Mehr als die Hälfte aller an der Börse notierten Nicht-Finanzunternehmen sind Familienunternehmen, zeigt eine Studie. Auch nach einem Börsengang nehmen die Gründerfamilien oft weiter starken Einfluss, die Börsennotierung ist nicht zwangsläufig mit der Aufgabe der Unternehmensführung verknüpft.

DÜSSELDORF. Familienunternehmen spielen eine bedeutendere Rolle als oft angenommen. Mehr als die Hälfte aller an der Börse notierten Nicht-Finanzunternehmen sind Familienunternehmen.

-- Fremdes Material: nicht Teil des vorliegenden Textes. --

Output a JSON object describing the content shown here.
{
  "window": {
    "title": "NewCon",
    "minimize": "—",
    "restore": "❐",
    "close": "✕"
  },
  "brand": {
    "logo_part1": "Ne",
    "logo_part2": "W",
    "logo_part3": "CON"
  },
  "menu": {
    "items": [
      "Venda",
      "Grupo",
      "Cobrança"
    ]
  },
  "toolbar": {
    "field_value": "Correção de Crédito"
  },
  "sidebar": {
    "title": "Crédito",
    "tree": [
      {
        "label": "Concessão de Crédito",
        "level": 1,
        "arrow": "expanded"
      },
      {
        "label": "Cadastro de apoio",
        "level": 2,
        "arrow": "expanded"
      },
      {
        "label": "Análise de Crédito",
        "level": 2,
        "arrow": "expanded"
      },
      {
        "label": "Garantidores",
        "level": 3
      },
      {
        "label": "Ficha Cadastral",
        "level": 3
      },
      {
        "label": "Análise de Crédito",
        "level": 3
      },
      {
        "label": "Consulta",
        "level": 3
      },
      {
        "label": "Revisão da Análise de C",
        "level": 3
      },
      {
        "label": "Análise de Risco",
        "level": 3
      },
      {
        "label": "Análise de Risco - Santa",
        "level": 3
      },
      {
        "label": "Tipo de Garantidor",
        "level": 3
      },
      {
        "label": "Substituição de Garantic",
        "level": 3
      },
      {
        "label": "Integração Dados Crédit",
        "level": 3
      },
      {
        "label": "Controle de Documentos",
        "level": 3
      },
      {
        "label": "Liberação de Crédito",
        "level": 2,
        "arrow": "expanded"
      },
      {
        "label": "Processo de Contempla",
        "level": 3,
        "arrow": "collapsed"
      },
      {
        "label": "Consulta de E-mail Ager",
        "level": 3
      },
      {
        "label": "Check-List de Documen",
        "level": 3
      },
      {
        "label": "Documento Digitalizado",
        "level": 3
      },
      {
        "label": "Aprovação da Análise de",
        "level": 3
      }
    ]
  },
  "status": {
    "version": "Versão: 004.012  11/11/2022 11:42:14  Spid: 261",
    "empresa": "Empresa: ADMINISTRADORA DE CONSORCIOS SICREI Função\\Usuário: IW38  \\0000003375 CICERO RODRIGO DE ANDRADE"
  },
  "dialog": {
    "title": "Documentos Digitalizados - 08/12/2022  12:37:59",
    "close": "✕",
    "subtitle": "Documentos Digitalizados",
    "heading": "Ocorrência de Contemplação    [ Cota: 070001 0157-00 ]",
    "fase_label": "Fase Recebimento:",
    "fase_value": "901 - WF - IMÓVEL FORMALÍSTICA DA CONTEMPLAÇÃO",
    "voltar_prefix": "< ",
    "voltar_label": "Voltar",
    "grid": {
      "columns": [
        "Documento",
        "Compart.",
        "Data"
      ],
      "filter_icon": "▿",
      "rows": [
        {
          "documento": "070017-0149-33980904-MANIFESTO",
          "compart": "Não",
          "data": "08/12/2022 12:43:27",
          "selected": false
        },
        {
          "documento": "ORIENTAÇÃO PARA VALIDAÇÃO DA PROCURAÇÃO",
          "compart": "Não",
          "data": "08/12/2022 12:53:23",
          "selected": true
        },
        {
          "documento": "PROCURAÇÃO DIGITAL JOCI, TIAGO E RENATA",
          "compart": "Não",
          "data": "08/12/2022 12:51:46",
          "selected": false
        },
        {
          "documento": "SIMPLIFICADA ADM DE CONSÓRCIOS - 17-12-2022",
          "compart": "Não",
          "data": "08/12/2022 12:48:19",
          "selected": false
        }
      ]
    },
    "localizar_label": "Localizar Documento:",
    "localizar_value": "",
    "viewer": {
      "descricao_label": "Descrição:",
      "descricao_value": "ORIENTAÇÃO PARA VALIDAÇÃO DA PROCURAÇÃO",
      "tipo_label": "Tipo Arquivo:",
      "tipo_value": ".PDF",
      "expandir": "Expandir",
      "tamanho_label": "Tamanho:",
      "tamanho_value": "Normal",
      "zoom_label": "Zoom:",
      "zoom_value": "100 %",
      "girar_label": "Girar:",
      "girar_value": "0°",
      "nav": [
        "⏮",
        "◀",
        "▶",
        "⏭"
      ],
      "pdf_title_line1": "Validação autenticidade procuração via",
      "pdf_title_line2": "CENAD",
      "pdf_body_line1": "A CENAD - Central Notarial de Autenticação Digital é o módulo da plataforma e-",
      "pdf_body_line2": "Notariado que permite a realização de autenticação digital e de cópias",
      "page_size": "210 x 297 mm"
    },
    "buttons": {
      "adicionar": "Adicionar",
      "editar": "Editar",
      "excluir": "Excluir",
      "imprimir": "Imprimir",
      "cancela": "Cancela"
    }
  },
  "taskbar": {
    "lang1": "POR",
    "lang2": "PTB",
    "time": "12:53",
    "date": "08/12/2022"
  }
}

Dies ist das Ergebnis einer Studie der Stiftung Familienunternehmen, die vom Center for Enterpreneurial and Financial Studies an der TU München in Frankfurt vorgestellt wurde.

"In der breiten Öffentlichkeit werden börsennotierte Unternehmen vorwiegend als anonyme Publikumsgesellschaften im Sinne der Dax-Unternehmen wahrgenommen. Die Ergebnisse der Studie widerlegen diese vorherrschende Meinung", sagte Brun-Hagen Hennerkes vom Vorstand der Stiftung. In dem untersuchten Zeitraum 1998 bis 2008 schwankte der Anteil der börsennotierten Familienunternehmen zwischen 34 Prozent im Jahr 1998 und einem Maximum von 55 Prozent im Jahr 2001. Dabei gelten als Familienunternehmen, wenn die Gründerfamilie mindestens 25 Prozent der Stimmrechte hält oder mindestens ein Mitglied der Gründerfamilie als Vorstand oder Aufsichtsrat tätig ist.

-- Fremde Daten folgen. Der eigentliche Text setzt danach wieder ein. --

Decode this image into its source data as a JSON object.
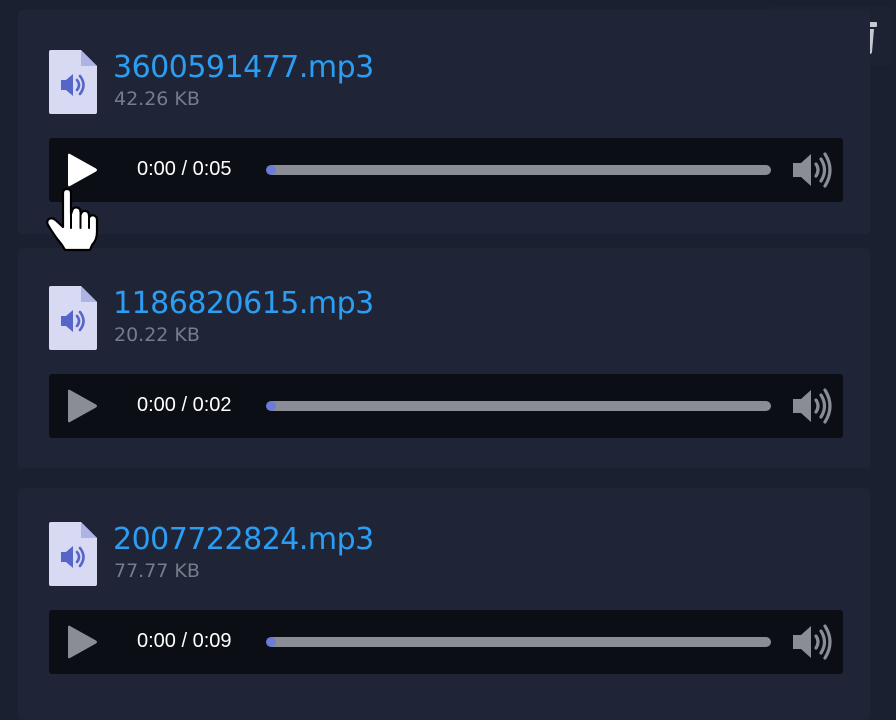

"Eine Börsennotierung ist nicht zwangsläufig mit der Aufgabe der Unternehmensführung verknüpft", erläuterte Studienleiterin Ann-Kristin Achleitner von der TU München. In mehr als der Hälfte der Unternehmen arbeitet der Gründer noch als Vorstandsvorsitzender. Dagegen stellt bei 85 Prozent der Familienunternehmen ein Familienfremder den Aufsichtsratsvorsitzenden. Durchschnittlich hält die Familie noch 35 Prozent der Stimmrechte.

An der Börse haben sich die Familienunternehmen nach den Ergebnissen der Studie nicht schlechter geschlagen als die Nicht-Familienunternehmen. Die Aktienrendite habe im Durchschnitt zwischen 1998 und 2008 leicht über der anderer Unternehmen gelegen, heißt es in der Studie. Allerdings haben die Kurse stärker geschwankt, sowohl in den guten Zeiten als auch in schlechten Jahren. Dies hängt nach Aussage von Achleitner auch damit zusammen, dass börsennotierte Familienunternehmen im Allgemeinen kleiner und jünger sind als andere börsennotierte Unternehmen.

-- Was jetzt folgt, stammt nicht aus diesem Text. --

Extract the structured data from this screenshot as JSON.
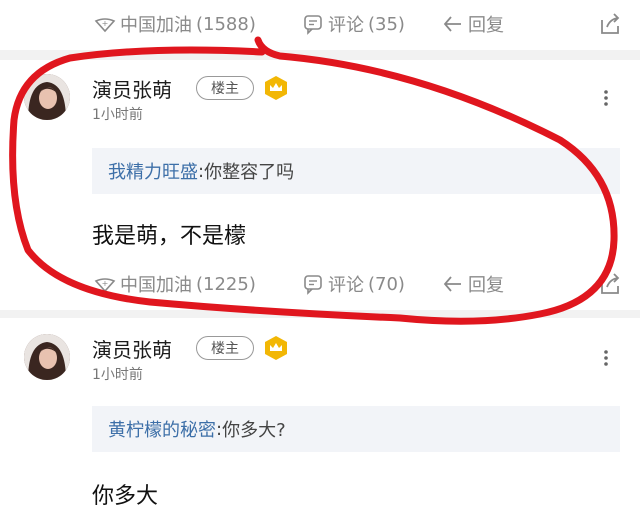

Deutlich unterscheiden sich nach der Studie die börsennotierten Familienunternehmen von den anderen in der Kapitalstruktur: Die Eigenkapitalquote liege mit durchschnittlich 50 Prozent wesentlich über den 36 Prozent der anderen. Bei der Unternehmensrendite gibt es nach den Ergebnissen der Studie kaum Unterschiede zwischen beiden Gruppen.